BGN Atur Bhayangkari, TNI AD, dan Muhammadiyah Kelola Banyak Dapur MBG


Badan Gizi Nasional (BGN) menertibkan aturan tata kelola program makan bergizi gratis (MBG) terkait pengelolaan dapur pusat atau Satuan Pelayanan Pemenuhan Gizi (SPPG). Perbaikan skema ini merupakan hasil evaluasi terhadap masalah pembayaran di SPPG di Kalibata, Pancoran, Jakarta.
Kepala BGN, Dadan Kusdiana, menguraikan polemik SPPG Kalibata berawal dari yayasan yang bekerja sama dengan BGN tapi tidak memiliki fasilitas dapur sendiri.
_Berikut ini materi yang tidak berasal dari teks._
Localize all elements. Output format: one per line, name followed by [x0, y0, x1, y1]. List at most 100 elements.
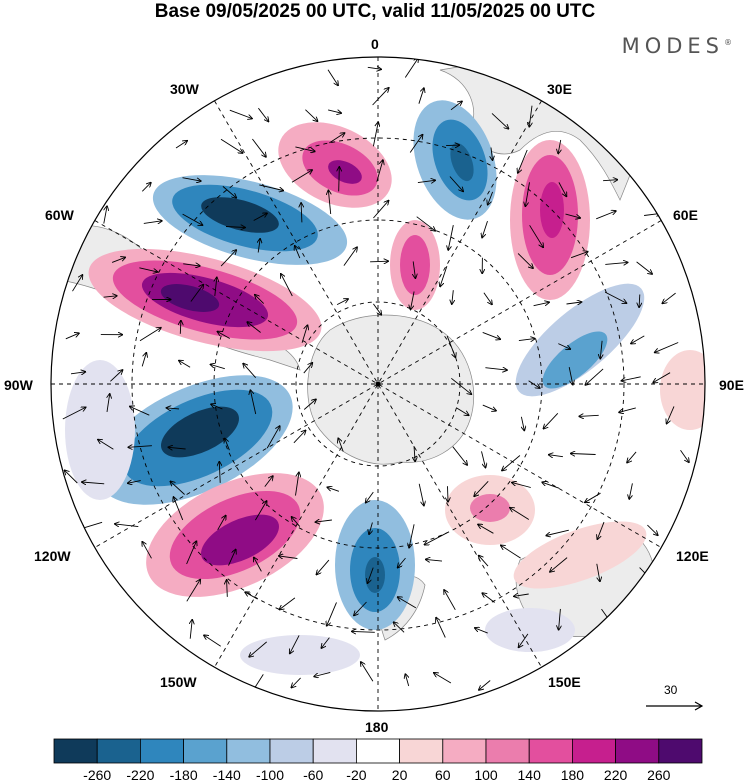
- lat-lon-grid: [51, 57, 705, 711]
- colorbar-tick-label: -60: [303, 767, 323, 783]
- wind-vector: [566, 302, 582, 304]
- wind-vector: [521, 416, 524, 431]
- wind-vector: [327, 487, 340, 492]
- colorbar-tick-label: 260: [647, 767, 671, 783]
- wind-vector: [409, 524, 415, 547]
- wind-vector: [604, 291, 626, 303]
- wind-vector: [450, 101, 462, 111]
- lon-label-30e: 30E: [547, 81, 572, 97]
- wind-vector: [680, 450, 689, 462]
- wind-vector: [204, 635, 221, 647]
- colorbar-tick-label: -260: [83, 767, 111, 783]
- wind-vector: [220, 250, 236, 267]
- wind-vector: [211, 365, 225, 370]
- wind-vector: [182, 177, 201, 181]
- anomaly-field: [65, 100, 705, 675]
- wind-vector: [631, 335, 645, 344]
- wind-vector: [411, 291, 415, 310]
- wind-vector: [571, 454, 596, 455]
- wind-vector: [417, 180, 435, 182]
- wind-vector: [211, 404, 223, 410]
- vector-reference-arrow: [646, 701, 704, 711]
- wind-vector: [479, 556, 489, 567]
- wind-vector: [533, 302, 549, 307]
- wind-vector: [65, 333, 79, 340]
- wind-vector: [72, 275, 83, 292]
- wind-vector: [70, 372, 85, 374]
- polar-map: [50, 56, 706, 712]
- wind-vector: [512, 483, 531, 488]
- wind-vector: [143, 221, 162, 224]
- vector-reference-label: 30: [664, 683, 678, 697]
- anomaly-pos-9: [660, 350, 705, 430]
- wind-vector: [361, 662, 374, 682]
- colorbar-boxes: [53, 738, 703, 764]
- lon-label-30w: 30W: [170, 81, 199, 97]
- lon-label-150e: 150E: [548, 674, 581, 690]
- colorbar-box: [442, 738, 487, 764]
- wind-vector: [482, 593, 495, 603]
- wind-vector: [170, 481, 185, 495]
- wind-vectors: [62, 58, 689, 691]
- colorbar-box: [658, 738, 703, 764]
- lon-label-60e: 60E: [673, 207, 698, 223]
- wind-vector: [186, 580, 200, 602]
- anomaly-pos-8: [65, 360, 135, 500]
- wind-vector: [370, 261, 388, 262]
- wind-vector: [317, 559, 330, 574]
- wind-vector: [452, 446, 467, 465]
- wind-vector: [293, 431, 306, 444]
- wind-vector: [619, 407, 636, 412]
- wind-vector: [264, 476, 273, 487]
- colorbar-tick-label: 60: [435, 767, 451, 783]
- lon-label-150w: 150W: [160, 674, 197, 690]
- wind-vector: [491, 147, 493, 161]
- colorbar-box: [96, 738, 141, 764]
- wind-vector: [245, 592, 258, 600]
- colorbar: -260 -220 -180 -140 -100 -60 -20 20 60 100 140 180 2…: [53, 738, 703, 783]
- wind-vector: [228, 550, 236, 566]
- wind-vector: [301, 325, 307, 343]
- colorbar-tick-label: -220: [126, 767, 154, 783]
- wind-vector: [636, 261, 653, 274]
- wind-vector: [446, 145, 459, 146]
- lon-label-120e: 120E: [676, 548, 709, 564]
- wind-vector: [141, 183, 151, 192]
- wind-vector: [544, 412, 559, 428]
- wind-vector: [558, 182, 567, 196]
- wind-vector: [225, 227, 245, 228]
- wind-vector: [558, 343, 570, 350]
- wind-vector: [488, 191, 494, 205]
- lon-label-90e: 90E: [719, 377, 744, 393]
- wind-vector: [570, 252, 588, 259]
- wind-vector: [225, 439, 230, 451]
- anomaly-neg-6: [485, 608, 575, 652]
- wind-vector: [111, 257, 125, 263]
- wind-vector: [394, 622, 405, 633]
- wind-vector: [252, 138, 266, 157]
- wind-vector: [220, 138, 243, 153]
- brand-logo: MODES®: [622, 34, 732, 58]
- wind-vector: [255, 501, 266, 521]
- wind-vector: [451, 377, 471, 394]
- wind-vector: [339, 167, 340, 192]
- wind-vector: [667, 406, 675, 423]
- south-pole-marker: [375, 381, 381, 387]
- wind-vector: [266, 426, 280, 449]
- colorbar-box: [485, 738, 530, 764]
- wind-vector: [655, 342, 679, 353]
- wind-vector: [281, 274, 293, 297]
- wind-vector: [517, 253, 533, 269]
- wind-vector: [343, 247, 357, 266]
- wind-vector: [314, 671, 331, 676]
- wind-vector: [258, 239, 260, 253]
- wind-vector: [98, 440, 114, 450]
- wind-vector: [255, 295, 265, 304]
- wind-vector: [518, 149, 528, 173]
- wind-vector: [542, 482, 560, 489]
- wind-vector: [130, 407, 150, 416]
- wind-vector: [605, 262, 627, 264]
- wind-vector: [568, 367, 573, 385]
- lon-label-120w: 120W: [34, 548, 71, 564]
- wind-vector: [398, 557, 406, 567]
Dadan mengatakan yayasan tersebut hanya menitip operasional kepada pihak lain. Polemik berlanjut ketika uang yang dikirim BGN ke yayasan tidak dibayarkan ke pemilik fasilitas dapur.
Dadan mengatakan pihaknya kini membatasi yayasan yang dapat mengelola SPPG dalam satu provinsi. Aturan teranyar itu mengatur satu yayasan hanya dapat mengelola 10 SPPG. “Kalau lintas provinsi hanya 5 SPPG,” kata Dadan saat menghadiri rapat dengar pendapat dengan Komisi IX DPR, pada Selasa (6/5).
Pengecualian diberikan kepada yayasan yang terafiliasi dengan institusi resmi seperti Bhayangkari Polri dan Kartika Eka Paksi yang terafiliasi dengan TNI AD. “Contoh lain Muhammadiyah. Muhammadiyah itu satu di seluruh dunia, maka mereka sudah memiliki pojok khusus sehingga memungkinkan untuk mengolah SPPG di seluruh Indonesia,” ujar Dadan.
Penyebab Keracunan Makanan
Dadan juga enguraikan penyebab kasus keracunan makan bergizi gratis (MBG). Dia menjelaskan menu makanan MBG yang dimasak terlalu awal sehingga menjadi basi ketika dihidangkan.
Kasus keracunan pertama terjadi di SDN 3 Dukuh Sukoharjo, Jawa Tengah, pada 16 Januari lalu. Saat itu, 40 siswa SDN Dukuh 03 Sukoharjo yang mual dan muntah-muntah karena melahap menu MBG.
Menurut Dadan, perkara yang menimpa puluhan siswa itu dipicu oleh kondisi makanan yang belum matang. "Jadi saat masakan sudah diolah, saat mau menggoreng gasnya habis," kata Dadan dalam rapat dengar pendapat (RDP) dengan Komisi IX DPR pada Selasa (6/5).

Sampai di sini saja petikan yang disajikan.